Before working in Paediatric Intensive Care I had never considered attending a patient’s funeral, and was a little surprised to find this a relatively common practice. When I was first invited to attend the funeral of one of my long-stay patients, I initially hesitated, but I am now overwhelmingly glad I attended. During this little girl’s hospital stay there were multiple occasions of disagreement between her parents and the clinical team; and there were times when I had to cause significant distress to their child in attempting to facilitate her recovery. Hearing her parents acknowledge that everyone did the best they could in caring for their child provided me with great comfort, but more importantly, I was able to see how our presence at the funeral gave validation to them in this belief. I imagined this little girl as now flying free, thus depicting her as a little bird uncaged.

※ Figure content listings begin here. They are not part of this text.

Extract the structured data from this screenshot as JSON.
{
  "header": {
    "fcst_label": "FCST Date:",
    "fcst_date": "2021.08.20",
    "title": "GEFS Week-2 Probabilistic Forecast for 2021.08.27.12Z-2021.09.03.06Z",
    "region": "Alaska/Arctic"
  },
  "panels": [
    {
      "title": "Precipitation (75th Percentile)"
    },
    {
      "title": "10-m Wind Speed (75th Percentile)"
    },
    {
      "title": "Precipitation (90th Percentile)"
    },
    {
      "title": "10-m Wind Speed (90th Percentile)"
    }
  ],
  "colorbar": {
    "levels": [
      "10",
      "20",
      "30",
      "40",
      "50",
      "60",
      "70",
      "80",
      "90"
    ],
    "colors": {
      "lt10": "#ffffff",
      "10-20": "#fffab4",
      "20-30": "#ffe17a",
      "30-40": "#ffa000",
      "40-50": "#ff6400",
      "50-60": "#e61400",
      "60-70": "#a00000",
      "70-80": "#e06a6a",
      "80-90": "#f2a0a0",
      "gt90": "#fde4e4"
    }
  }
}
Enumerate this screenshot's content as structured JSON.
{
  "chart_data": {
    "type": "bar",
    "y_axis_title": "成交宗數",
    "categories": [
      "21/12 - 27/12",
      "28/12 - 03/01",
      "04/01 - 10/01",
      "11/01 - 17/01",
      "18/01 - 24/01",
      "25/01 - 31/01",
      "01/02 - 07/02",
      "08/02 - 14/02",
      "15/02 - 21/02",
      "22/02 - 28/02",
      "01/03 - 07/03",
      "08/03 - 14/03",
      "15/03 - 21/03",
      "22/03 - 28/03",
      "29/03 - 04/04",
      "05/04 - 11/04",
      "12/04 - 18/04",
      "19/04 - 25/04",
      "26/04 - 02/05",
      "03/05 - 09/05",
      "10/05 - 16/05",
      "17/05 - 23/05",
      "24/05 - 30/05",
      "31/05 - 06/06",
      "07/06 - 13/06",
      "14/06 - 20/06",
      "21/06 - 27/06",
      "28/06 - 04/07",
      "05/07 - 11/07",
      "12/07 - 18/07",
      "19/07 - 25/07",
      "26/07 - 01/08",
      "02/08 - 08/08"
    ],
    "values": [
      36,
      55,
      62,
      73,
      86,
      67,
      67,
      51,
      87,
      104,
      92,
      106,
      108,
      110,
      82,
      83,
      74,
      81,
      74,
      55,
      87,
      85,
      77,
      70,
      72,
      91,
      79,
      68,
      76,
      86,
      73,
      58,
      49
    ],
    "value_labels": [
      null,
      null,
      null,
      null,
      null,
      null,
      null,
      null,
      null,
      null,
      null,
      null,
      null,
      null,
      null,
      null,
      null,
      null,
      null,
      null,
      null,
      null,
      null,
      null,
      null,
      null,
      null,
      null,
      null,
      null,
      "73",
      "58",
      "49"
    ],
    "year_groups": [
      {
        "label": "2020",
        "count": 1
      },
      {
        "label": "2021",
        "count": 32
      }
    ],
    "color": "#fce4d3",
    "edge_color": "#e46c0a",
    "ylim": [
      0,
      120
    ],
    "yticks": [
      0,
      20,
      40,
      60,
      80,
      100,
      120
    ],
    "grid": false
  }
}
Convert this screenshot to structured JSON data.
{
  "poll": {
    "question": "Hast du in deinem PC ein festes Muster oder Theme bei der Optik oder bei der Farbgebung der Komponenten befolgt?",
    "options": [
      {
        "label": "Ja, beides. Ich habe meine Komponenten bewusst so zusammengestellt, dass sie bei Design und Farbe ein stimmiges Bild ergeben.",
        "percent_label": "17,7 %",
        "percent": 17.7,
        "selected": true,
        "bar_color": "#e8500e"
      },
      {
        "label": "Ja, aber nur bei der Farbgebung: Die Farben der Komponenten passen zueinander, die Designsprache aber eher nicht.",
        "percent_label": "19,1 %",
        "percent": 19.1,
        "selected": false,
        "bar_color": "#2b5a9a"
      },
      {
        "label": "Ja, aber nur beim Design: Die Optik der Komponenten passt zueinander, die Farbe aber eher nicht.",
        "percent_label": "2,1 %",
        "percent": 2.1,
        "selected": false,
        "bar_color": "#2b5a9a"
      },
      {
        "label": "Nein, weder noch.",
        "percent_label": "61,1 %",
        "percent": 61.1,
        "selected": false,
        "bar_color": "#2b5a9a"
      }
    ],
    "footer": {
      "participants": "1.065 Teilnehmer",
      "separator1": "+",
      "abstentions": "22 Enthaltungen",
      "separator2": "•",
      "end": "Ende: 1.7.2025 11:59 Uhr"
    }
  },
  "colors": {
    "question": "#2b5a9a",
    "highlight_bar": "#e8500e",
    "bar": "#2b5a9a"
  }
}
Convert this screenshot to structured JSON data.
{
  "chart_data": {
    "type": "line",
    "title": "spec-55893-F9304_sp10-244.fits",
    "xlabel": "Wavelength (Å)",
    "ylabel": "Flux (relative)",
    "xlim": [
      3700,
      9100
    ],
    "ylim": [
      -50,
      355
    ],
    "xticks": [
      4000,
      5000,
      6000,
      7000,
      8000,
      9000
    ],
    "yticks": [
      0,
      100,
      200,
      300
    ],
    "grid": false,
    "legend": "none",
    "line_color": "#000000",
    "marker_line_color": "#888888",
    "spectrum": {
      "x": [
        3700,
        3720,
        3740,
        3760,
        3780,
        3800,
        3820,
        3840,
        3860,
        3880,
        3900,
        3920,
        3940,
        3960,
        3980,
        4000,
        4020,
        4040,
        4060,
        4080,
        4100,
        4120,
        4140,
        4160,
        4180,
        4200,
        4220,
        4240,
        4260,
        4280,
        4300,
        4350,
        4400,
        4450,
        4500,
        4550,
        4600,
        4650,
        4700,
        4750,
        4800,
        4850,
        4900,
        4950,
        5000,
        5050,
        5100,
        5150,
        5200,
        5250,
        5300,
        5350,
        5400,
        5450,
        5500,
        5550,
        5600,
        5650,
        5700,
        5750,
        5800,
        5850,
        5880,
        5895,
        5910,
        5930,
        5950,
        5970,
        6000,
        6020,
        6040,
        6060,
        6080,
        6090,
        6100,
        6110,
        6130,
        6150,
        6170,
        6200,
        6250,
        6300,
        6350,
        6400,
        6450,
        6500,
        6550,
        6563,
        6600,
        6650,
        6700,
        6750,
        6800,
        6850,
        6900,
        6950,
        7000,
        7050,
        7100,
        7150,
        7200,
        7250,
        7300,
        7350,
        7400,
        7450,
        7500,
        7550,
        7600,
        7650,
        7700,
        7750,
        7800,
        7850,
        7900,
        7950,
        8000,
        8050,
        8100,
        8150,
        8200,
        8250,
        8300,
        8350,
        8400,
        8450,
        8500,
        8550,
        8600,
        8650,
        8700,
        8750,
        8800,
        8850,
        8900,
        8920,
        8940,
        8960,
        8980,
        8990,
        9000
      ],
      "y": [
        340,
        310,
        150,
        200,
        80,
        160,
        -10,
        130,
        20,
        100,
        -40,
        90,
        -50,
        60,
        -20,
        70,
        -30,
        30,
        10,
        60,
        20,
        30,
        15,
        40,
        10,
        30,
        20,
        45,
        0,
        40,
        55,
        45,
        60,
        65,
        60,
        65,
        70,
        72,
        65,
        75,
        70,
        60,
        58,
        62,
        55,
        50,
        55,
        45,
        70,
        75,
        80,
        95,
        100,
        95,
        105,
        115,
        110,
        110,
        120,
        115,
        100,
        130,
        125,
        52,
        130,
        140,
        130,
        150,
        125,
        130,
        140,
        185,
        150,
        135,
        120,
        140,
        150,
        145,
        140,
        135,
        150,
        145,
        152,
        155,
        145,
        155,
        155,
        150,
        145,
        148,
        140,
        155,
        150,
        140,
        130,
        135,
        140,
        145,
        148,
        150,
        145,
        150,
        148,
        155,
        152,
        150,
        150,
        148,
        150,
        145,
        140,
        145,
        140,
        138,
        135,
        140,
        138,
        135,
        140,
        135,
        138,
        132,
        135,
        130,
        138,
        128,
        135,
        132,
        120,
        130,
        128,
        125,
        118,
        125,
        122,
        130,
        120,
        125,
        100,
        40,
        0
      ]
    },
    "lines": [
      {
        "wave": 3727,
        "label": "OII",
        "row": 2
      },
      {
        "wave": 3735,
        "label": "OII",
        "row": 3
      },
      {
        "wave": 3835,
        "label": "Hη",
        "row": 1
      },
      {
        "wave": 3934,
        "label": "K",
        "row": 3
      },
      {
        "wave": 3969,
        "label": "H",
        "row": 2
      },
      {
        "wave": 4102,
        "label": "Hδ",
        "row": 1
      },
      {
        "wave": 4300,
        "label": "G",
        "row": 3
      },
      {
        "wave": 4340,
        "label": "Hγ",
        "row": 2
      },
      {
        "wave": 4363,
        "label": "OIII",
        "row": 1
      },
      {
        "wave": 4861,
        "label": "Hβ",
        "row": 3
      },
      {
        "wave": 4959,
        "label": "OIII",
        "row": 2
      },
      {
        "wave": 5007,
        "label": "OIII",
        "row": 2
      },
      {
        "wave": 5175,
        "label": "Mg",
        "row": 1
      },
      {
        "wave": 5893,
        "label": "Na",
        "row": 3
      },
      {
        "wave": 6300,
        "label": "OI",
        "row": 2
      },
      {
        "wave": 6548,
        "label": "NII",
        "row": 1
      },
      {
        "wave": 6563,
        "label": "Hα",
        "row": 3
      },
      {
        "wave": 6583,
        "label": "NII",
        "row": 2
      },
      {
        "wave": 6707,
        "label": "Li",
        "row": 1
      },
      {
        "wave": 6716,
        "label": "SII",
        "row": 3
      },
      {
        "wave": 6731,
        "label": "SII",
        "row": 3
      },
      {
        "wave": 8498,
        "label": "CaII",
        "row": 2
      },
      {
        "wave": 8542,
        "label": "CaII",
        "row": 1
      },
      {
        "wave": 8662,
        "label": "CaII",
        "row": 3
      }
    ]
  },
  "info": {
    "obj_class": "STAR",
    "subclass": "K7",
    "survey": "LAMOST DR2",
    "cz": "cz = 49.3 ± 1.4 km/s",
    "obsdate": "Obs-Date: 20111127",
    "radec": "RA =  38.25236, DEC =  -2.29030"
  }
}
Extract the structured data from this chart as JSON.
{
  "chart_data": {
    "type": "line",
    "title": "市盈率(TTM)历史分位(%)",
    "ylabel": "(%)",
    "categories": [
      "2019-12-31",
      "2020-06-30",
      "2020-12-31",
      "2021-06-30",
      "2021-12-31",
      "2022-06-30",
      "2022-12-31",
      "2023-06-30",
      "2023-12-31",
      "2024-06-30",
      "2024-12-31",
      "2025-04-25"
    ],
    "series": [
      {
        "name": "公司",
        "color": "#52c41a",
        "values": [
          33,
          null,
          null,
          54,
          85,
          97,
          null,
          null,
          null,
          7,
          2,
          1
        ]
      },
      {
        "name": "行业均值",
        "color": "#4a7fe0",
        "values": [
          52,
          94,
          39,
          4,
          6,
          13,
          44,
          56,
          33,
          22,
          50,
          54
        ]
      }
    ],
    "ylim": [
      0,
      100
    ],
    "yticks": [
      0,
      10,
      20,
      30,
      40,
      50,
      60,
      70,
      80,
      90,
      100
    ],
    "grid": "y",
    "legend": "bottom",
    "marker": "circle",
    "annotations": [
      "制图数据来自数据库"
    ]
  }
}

In order that emotional expression is harnessed positively it seems imperative that staff have access to appropriate support services. I believe that staff should always have access to debrief sessions to allow for reflective thought, have adjustments of workload in times of severe stress, and have access to counselling. Also, I am firmly of the belief that staff should be supported to attend funerals when it is appropriate, as the benefits of this extend not just to the family and staff, but to the hospital providers through staff representation. Finally, I believe that there should be more formal acknowledgement in clinical guidelines that emotional expression is a human and natural part of caring, and can be a positive and integral part of professional care.